Financial institutions are being asked to include any reverse mortgage fraud occurrences in their Suspicious Activity Reports (SARs) according to new guidance issued by the Financial Crimes Enforcement Network (FinCEN).
As more seniors have started using reverse mortgages, public reports of financial crimes involving the HECM program have become more prevalent said FinCEN.
“The most troubling aspect of HECM fraud is that it takes advantage of senior citizens who have worked hard over their entire lives to own their homes,” said FinCEN Director James H. Freis, Jr. “To combat these frauds head-on, FinCEN is working closely with HUD’s Inspector General (U.S. Department of Housing and Urban Development’s Office of Inspector General) and the Secret Service (Department of Homeland Security) to proactively identify hot-spots of suspected HECM and other mortgage fraud activity and directly provide to law enforcement a more defined battleground to direct their resources.”
Law enforcement and HUD officials have identified new trends and schemes involving thefts from seniors by family members, loan officers, and others as well as the use of unsuspecting seniors in property flipping and other HECM-related fraud schemes.
The advisory includes examples of common fraud schemes and potential “red flags” for fraudulent activity which include cross selling, cash out theft, property flipping, fake down payments, and distressed non-senior mortgages.

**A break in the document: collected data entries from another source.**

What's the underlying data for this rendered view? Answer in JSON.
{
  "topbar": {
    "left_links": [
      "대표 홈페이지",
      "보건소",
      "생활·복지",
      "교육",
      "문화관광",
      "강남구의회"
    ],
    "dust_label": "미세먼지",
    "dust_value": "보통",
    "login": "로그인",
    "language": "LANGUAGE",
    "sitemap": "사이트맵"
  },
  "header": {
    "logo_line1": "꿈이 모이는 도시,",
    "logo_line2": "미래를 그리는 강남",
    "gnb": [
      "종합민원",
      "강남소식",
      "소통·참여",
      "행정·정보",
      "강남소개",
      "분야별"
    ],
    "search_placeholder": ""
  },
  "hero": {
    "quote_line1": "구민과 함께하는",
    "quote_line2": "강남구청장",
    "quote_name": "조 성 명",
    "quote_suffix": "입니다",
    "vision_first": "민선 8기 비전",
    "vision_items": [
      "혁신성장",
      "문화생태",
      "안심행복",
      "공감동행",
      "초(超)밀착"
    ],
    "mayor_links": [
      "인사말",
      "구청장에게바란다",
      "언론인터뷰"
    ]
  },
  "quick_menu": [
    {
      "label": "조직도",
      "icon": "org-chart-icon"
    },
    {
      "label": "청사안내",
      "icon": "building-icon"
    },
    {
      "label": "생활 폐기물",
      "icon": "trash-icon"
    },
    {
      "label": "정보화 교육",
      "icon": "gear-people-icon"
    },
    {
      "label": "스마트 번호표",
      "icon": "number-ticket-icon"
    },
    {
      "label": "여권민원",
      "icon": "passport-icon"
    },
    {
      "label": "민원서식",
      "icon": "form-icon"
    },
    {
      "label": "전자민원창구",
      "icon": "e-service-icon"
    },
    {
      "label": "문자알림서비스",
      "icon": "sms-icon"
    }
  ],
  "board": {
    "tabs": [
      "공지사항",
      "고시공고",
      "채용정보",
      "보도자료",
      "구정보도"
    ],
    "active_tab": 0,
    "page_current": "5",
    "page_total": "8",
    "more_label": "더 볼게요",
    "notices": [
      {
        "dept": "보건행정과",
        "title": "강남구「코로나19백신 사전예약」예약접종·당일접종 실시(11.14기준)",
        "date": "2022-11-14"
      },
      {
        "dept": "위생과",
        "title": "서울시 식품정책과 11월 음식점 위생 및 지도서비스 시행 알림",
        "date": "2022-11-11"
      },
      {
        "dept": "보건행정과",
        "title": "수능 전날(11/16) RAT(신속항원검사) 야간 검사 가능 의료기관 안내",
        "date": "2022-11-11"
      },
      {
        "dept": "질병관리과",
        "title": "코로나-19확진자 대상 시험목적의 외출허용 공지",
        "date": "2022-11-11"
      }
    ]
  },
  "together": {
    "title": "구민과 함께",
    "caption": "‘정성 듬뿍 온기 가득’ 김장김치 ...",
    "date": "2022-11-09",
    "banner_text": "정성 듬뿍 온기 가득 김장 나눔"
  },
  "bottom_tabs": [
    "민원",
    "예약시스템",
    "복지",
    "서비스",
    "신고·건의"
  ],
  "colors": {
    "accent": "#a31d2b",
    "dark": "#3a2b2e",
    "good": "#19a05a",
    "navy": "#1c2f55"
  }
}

In order to assist law enforcement in combating reverse mortgage fraud, the advisory suggests institutions use specific key words in the SARs report regarding fraud related to the HECM program.
“Using this additional information, the vigilance of financial institutions together with law enforcement efforts against illicit mortgage-related activities will make an important contribution to the economic recovery of the housing market,” said FinCEN.